The mayor said that £150million will be spent over the next few years on cooling the Underground system and that first full-scale trial of the award-winning groundwater cooling project will take place at Victoria Tube station. They’ll also be a new ‘bore hole’ cooling technology trial at Stockwell station.

The Mayor said ‘London’s Tube network is the oldest in the world and its design makes cooling the system extremely difficult. Transport for London is pushing forward a programme to tackle the problem of heat on the tube. This will take years, not months, to deliver results.’ It is a massive job, the Tube network is huge and probably not how you would design it if you were building it today.

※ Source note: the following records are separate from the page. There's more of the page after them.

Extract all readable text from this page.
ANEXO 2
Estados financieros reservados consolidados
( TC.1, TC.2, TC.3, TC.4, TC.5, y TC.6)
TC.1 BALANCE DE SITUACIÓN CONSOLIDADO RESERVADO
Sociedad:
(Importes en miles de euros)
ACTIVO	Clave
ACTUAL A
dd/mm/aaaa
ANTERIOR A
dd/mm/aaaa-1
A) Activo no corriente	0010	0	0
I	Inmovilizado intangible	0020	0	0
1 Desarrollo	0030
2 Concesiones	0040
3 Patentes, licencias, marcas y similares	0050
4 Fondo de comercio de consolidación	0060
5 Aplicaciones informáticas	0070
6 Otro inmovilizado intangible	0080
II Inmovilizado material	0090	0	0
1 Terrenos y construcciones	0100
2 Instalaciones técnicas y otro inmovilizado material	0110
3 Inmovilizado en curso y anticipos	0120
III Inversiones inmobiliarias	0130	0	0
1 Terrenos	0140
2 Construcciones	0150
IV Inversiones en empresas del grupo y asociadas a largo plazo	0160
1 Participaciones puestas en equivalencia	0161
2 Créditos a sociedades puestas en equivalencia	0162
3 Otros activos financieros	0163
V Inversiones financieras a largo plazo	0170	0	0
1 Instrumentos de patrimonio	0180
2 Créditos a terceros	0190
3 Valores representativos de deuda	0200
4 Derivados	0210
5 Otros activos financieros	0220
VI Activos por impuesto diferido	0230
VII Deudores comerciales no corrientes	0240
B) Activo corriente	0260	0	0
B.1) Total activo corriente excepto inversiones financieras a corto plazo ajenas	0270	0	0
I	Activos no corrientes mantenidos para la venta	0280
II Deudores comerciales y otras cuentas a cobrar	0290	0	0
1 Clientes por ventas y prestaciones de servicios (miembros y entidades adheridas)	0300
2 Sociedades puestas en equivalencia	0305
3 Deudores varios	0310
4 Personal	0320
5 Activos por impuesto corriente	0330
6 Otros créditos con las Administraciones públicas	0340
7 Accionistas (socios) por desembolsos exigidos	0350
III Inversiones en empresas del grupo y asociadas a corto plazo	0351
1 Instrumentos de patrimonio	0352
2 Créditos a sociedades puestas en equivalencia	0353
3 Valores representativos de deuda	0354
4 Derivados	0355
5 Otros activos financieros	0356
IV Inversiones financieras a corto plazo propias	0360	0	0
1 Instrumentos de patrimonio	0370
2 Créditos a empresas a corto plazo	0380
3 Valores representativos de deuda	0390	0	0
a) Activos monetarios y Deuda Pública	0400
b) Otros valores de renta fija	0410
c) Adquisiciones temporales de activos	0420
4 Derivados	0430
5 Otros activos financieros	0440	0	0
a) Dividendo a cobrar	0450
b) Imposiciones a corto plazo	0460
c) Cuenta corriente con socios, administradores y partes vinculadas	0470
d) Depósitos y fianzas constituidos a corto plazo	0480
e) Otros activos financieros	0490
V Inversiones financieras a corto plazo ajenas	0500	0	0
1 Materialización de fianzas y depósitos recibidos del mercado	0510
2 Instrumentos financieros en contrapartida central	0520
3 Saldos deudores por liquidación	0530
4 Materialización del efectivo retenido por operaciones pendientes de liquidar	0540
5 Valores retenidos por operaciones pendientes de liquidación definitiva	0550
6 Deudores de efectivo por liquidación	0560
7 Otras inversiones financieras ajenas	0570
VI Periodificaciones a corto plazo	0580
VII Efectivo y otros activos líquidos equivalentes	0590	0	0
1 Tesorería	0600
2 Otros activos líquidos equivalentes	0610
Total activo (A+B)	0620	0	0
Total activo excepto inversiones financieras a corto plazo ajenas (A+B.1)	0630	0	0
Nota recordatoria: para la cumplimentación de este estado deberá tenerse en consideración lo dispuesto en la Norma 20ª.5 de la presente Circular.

London Underground’s MD Tim O’Toole said ‘Cooling the Tube is a major and long-term engineering challenge, but we are also trying out short-term measures to help tackle the heat now. This summer a special engineering team will continue testing a new way of cooling the Tube, using cold water from an underground river, at Victoria station. A large number of station ventilation fans which had previously been allowed to fall into disrepair have been brought back into service and portable industrial fans will be trialled in two stations.’

Among the actions being taken are the on going trial using groundwater at Victoria Station throughout 2007, the start of the trial at Stockwell where a borehole will be drilled to the water aquifer below London where cold water will be extracted and used via a heat exchanger to cool warm air, the station ventilation fan network will be upgraded, temporary portable industrial fans will be trialled at Seven Sisters and Chancery Lane stations this summer and if successful will be rolled out at other stations, a new mechanical chiller is being installed at Oxford Circus station, a new ventilation shaft is being installed at Liverpool Street station to extract warm air while a condenser unit at Charing Cross will redirect heat to outside, rather than within. The first air-cooled trains are not due to arrive in service until January 2010.

At the height of summer always take water with you when you travel on the Tube, you never know when a train will stop in a tunnel for twenty minutes, and if you’re only going one or two stops try walking it, it’ll probably be much more pleasant.